Switching from your current home healthcare EMR software to something better is no small task. In fact, at Cubhub we find that the perceived costs and risks associated with transitioning to a new EMR are the number one reason companies stick with what they have, warts and all. And this is after they decide our software would be a clear upgrade! I ran a pediatric homecare business, so I get it. If things are working, even inefficiently, then making big changes can feel like a tempting fate.
In reality, many companies should take the leap and make a move, while others may be smart to hold off. In the following, I will try to help you decide in which camp your company falls. So let’s get to it by starting with you!
Factor #1: Leadership
If it were not annoying I would have a few page breaks between Leadership and Factor #2. Having the right people at the top of an organization is the most important thing to consider when weighing a new initiative like an EMR software upgrade. There will be people who simply don’t want or like change, others who feel like their particular module within the system has not been upgraded, and others who are so excited about the new system that they will inundate everyone with ideas for making it better. In each case, it takes clear lines of communication and authority to decide when a concern is validated and when someone is acknowledged and asked to move forward with the project.
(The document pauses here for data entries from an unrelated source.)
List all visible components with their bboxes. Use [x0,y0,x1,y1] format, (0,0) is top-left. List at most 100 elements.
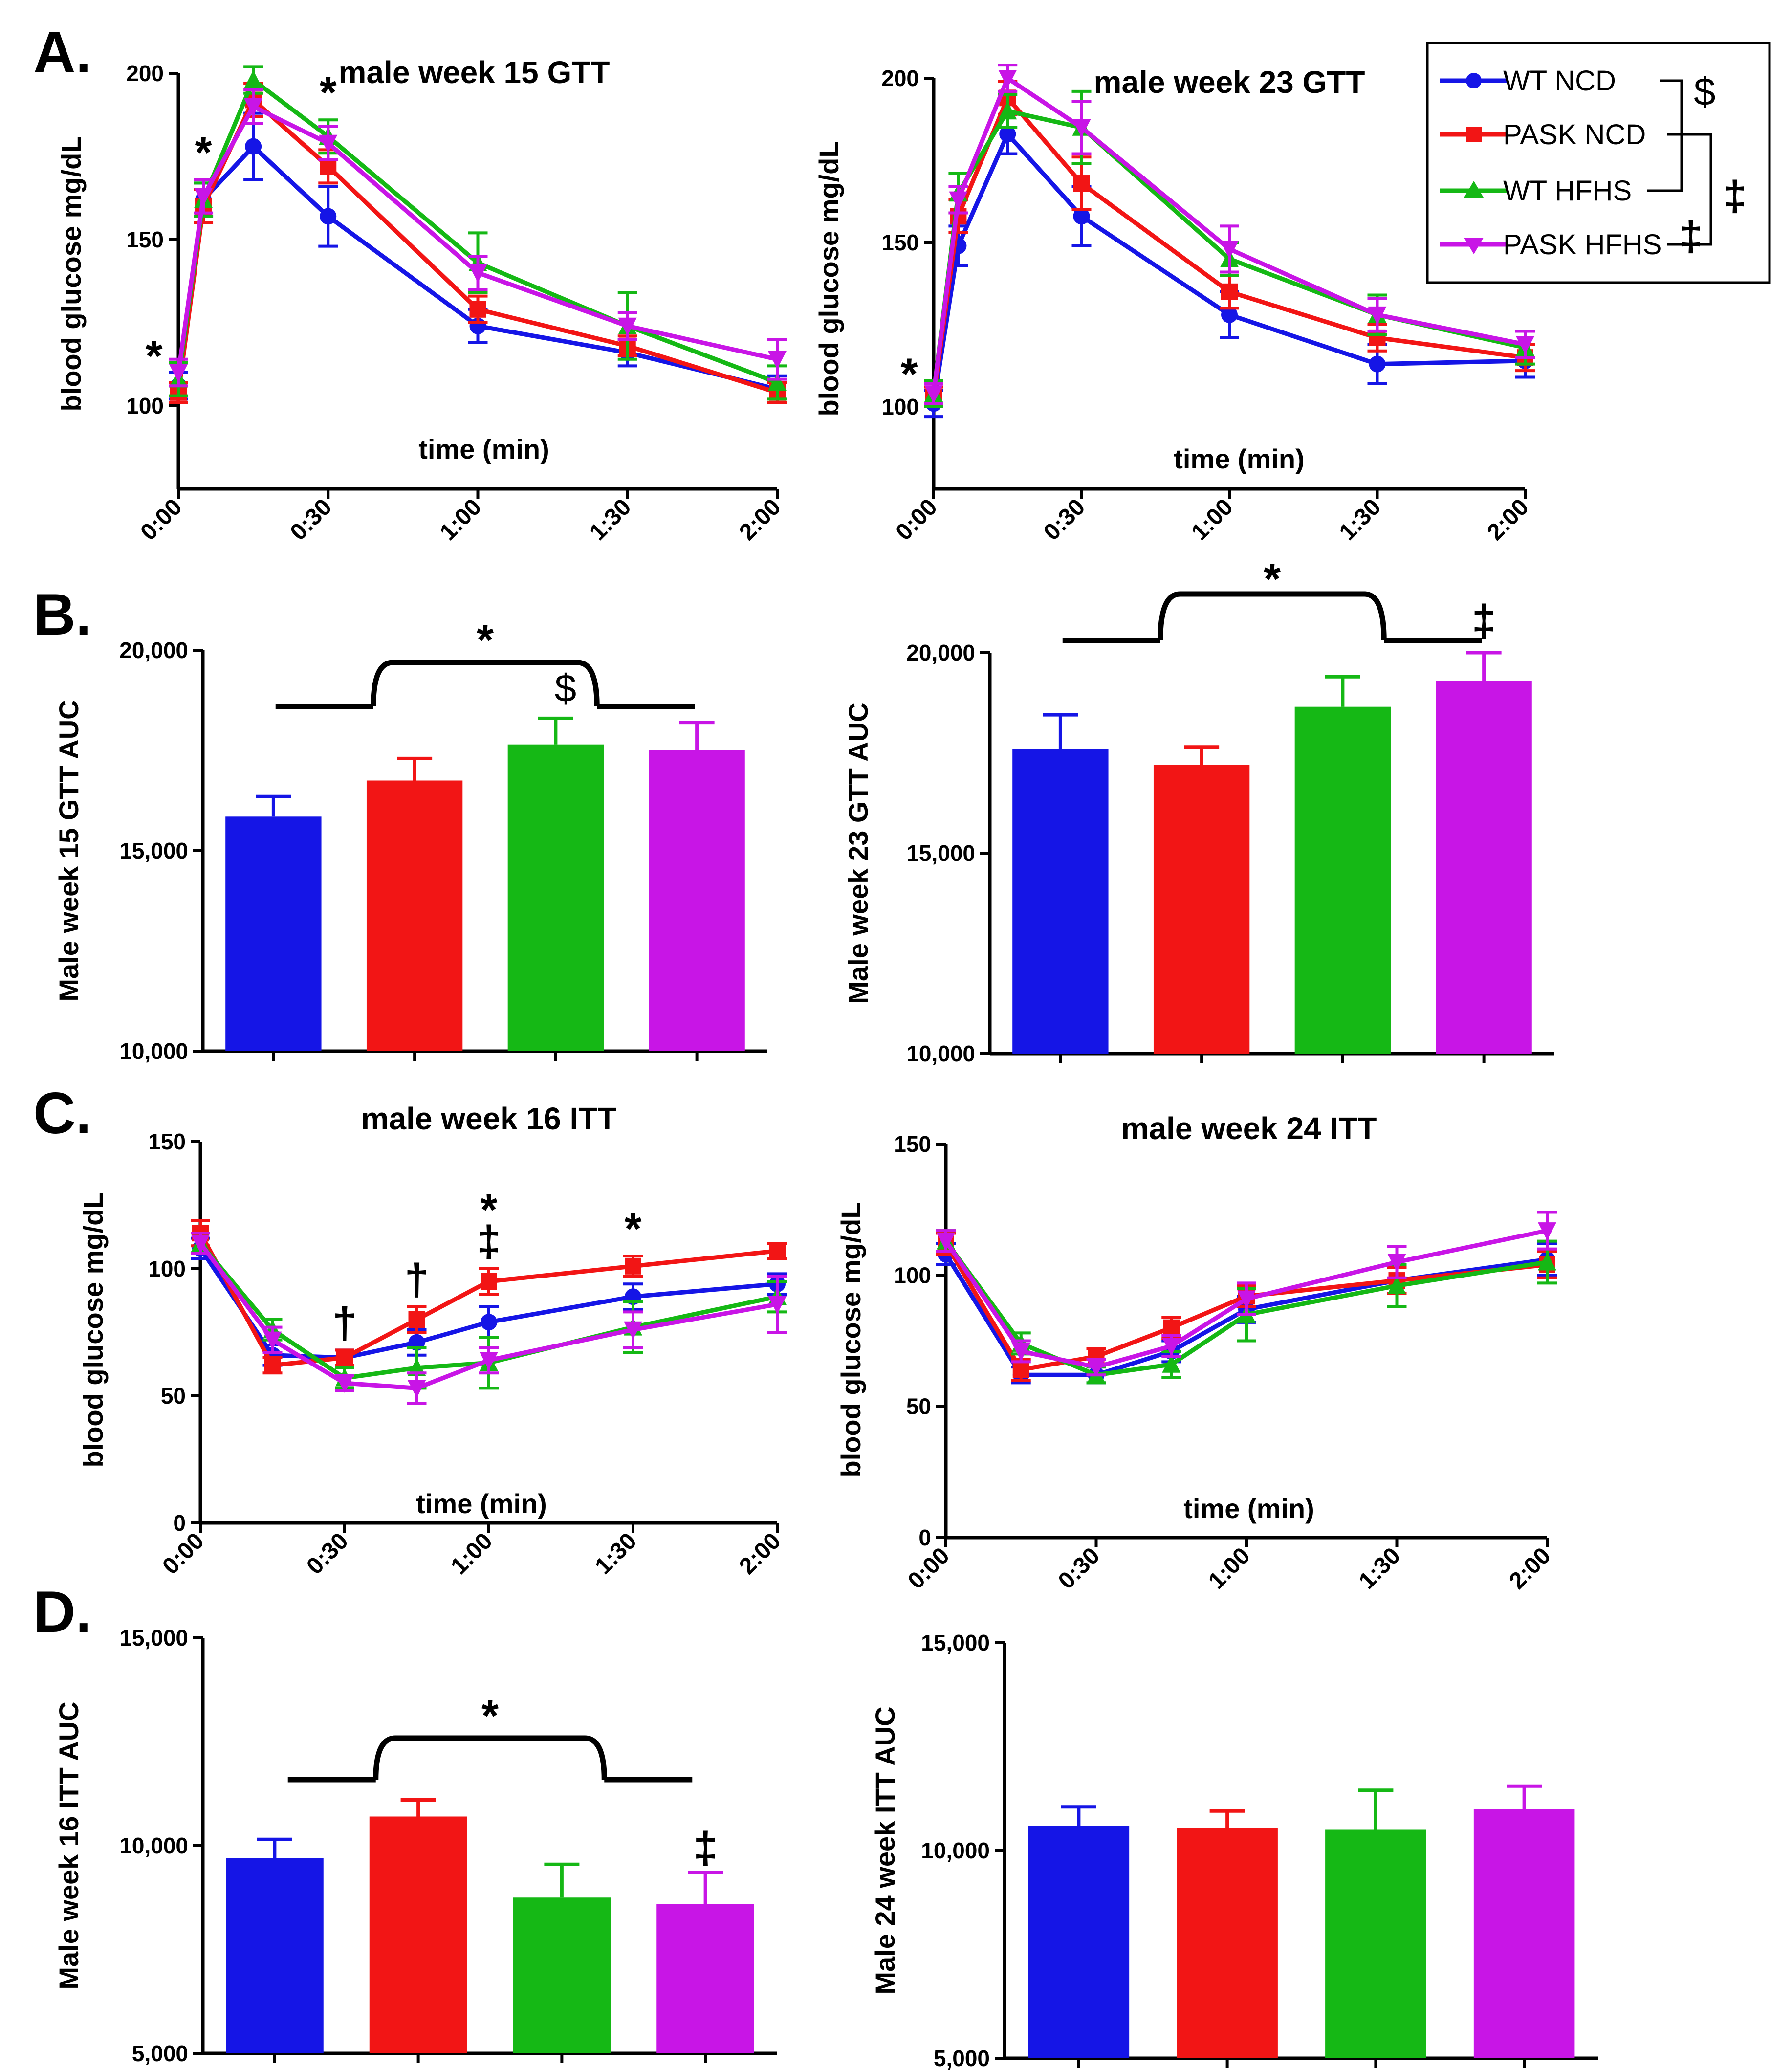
panel-letter-b: B. [33,582,92,647]
legend: WT NCD PASK NCD WT HFHS PASK HFHS $ ‡ ‡ [1426,42,1771,284]
y-tick-label: 20,000 [119,638,188,663]
y-tick-label: 200 [126,61,164,86]
data-point [618,317,637,336]
panel-letter-c: C. [33,1080,92,1146]
data-point [191,1235,210,1253]
chart-week24-itt-auc: 5,000 10,000 15,000 Male 24 week ITT AUC [870,1630,1598,2071]
significance-marker: * [320,68,337,117]
data-point [245,138,262,155]
y-axis-label: Male week 23 GTT AUC [843,702,874,1004]
legend-label-pask-hfhs: PASK HFHS [1503,229,1661,261]
chart-title: male week 15 GTT [339,55,610,90]
significance-marker: * [481,1692,499,1741]
x-tick-label: 0:00 [891,494,942,545]
legend-item-pask-ncd: PASK NCD [1440,119,1646,151]
chart-week16-itt: 0 50 100 150 blood glucose mg/dL 0:00 0:30 1:00… [78,1101,787,1580]
data-point [336,1349,353,1366]
chart-title: male week 16 ITT [361,1101,617,1136]
bar-pask-ncd [369,1816,467,2053]
data-point [263,1331,282,1350]
x-tick-label: 1:30 [1354,1542,1405,1594]
y-tick-label: 15,000 [119,838,188,863]
significance-bracket [287,1735,693,1783]
y-tick-label: 0 [918,1525,931,1550]
legend-symbol-dollar: $ [1694,70,1716,113]
significance-marker: * [145,332,162,381]
data-point [1220,241,1239,259]
y-axis-label: Male week 15 GTT AUC [53,700,84,1001]
data-point [194,188,213,206]
x-tick-label: 1:00 [1203,1542,1255,1594]
bar-pask-hfhs [656,1904,754,2053]
significance-marker: * [480,1186,497,1234]
square-marker-icon [1466,127,1482,142]
significance-marker: † [332,1299,357,1347]
y-tick-label: 200 [881,66,919,91]
legend-label-pask-ncd: PASK NCD [1503,119,1646,151]
bar-wt-ncd [1012,749,1109,1054]
chart-week16-itt-auc: 5,000 10,000 15,000 Male week 16 ITT AUC * ‡ [53,1625,777,2066]
x-axis-label: time (min) [416,1488,547,1519]
x-tick-label: 2:00 [734,494,786,545]
data-point [320,208,337,225]
x-tick-label: 1:00 [446,1528,497,1579]
y-axis-label: blood glucose mg/dL [813,141,844,416]
x-tick-label: 2:00 [1482,494,1533,545]
data-point [1516,336,1534,354]
data-point [468,264,487,283]
data-point [481,1314,497,1331]
panel-letter-a: A. [33,20,92,85]
y-axis-label: Male 24 week ITT AUC [870,1706,900,1994]
data-point [264,1357,281,1374]
significance-marker: ‡ [1472,596,1496,645]
triangle-down-marker-icon [1464,238,1484,254]
significance-bracket [275,660,695,709]
data-point [469,301,486,318]
y-tick-label: 5,000 [132,2041,188,2066]
data-point [408,1311,425,1328]
bar-pask-hfhs [1436,681,1532,1054]
y-tick-label: 20,000 [906,640,975,665]
bar-pask-hfhs [1473,1809,1575,2058]
significance-marker: * [624,1205,641,1254]
data-point [768,1296,787,1314]
chart-week24-itt: 0 50 100 150 blood glucose mg/dL 0:00 0:30 1:00… [835,1111,1557,1594]
data-point [1073,175,1090,192]
data-point [1221,306,1238,323]
data-point [1087,1359,1106,1377]
data-point [244,98,263,116]
data-point [1538,1222,1556,1241]
x-tick-label: 0:30 [302,1528,353,1579]
bar-wt-hfhs [507,744,604,1051]
data-point [1072,119,1091,137]
data-point [407,1380,426,1398]
y-tick-label: 50 [906,1394,931,1419]
x-tick-label: 1:00 [435,494,486,545]
bar-wt-ncd [225,816,322,1051]
y-tick-label: 10,000 [119,1833,188,1858]
y-tick-label: 100 [894,1262,931,1288]
legend-symbol-double-dagger: ‡ [1723,173,1747,220]
significance-marker: * [477,616,494,665]
data-point [1387,1276,1406,1294]
chart-title: male week 24 ITT [1121,1111,1377,1146]
x-tick-label: 1:30 [1334,494,1386,545]
x-tick-label: 0:30 [1039,494,1090,545]
data-point [1387,1254,1406,1272]
y-tick-label: 0 [173,1510,186,1536]
data-point [1162,1354,1181,1373]
bar-pask-hfhs [649,750,745,1051]
y-axis-label: blood glucose mg/dL [56,136,87,411]
data-point [998,101,1017,120]
y-tick-label: 50 [161,1383,186,1409]
y-tick-label: 15,000 [906,840,975,866]
significance-marker: * [1264,555,1281,604]
significance-marker: * [900,350,918,398]
data-point [769,1242,786,1259]
data-point [480,1352,498,1370]
data-point [998,70,1017,88]
data-point [1163,1319,1180,1336]
data-point [949,191,968,210]
data-point [481,1273,497,1290]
Interestingly, the factor is self-reinforcing, because companies with weak leaders are rarely willing to make any significant changes, so the fact that a new system is identified and a contract is signed usually means this box is checked.
Factor #2: Timing
I can typically make the case that any company could benefit from an upgrade to their most important operational tool, but sometimes there are circumstances that point toward staying put. For example, if a company just switched their home healthcare EMR software within the last year and the current system is able to function adequately (field staff is happy, billing and secondary claims are being submitted smoothly, etc) then it may be wise to give everyone a minute before changing again. This will keep people from questioning leadership or getting burned out from too much too fast. Another consideration is price. If you run a non-clinical business from your home with a handful of caregivers, you may not need an EMR that was built for sophisticated nursing and therapy companies because you will almost certainly be paying for features you won’t use. It probably makes sense to wait until you are more established as a company. Conversely, if you plan to stand up a new nursing or therapy company it makes sense to start with an EMR for the company you want to be rather than looking for something cheap that will require the hassle of upgrading after a year.
Factor #3: Plan
Most companies come to us because they heard great things about Cubhub and they have a specific need, such as inadequate field documentation and/or billing issues. It is always shocking how few have really thought through what they want to gain beyond these acute problems. Going through each department and identifying bottlenecks, opportunities for innovation, and potential efficiencies is essential if you want to make the upgrade worthwhile. How can you properly evaluate and implement a new system if you don’t know what problems it needs to solve for you? Of course, go back to Factor #1 above to see that good Leadership will be required to get a comprehensive plan in place. The reality is that most EMRs won’t check every box, but you may also find that if a system is a good fit it will likely have efficiencies and innovations you didn’t see possible.
So Is Your Company Ready?
Do you have a strong leadership structure in place? Is the timing right? Do you have a plan? If so, you need to consider how much of your business runs through your home healthcare EMR software (hint: almost all of it). Now think about how many factors you can control. Recruiting seems more art than science most of the time, referrals depend on tenuous relationships, and payer contract terms are often “take it or leave it.” Your EMR is one decision over which you have total command. If your system isn’t making you more efficient, more innovative, and better able to attract talent, then you should upgrade to something better (see: Cubhub).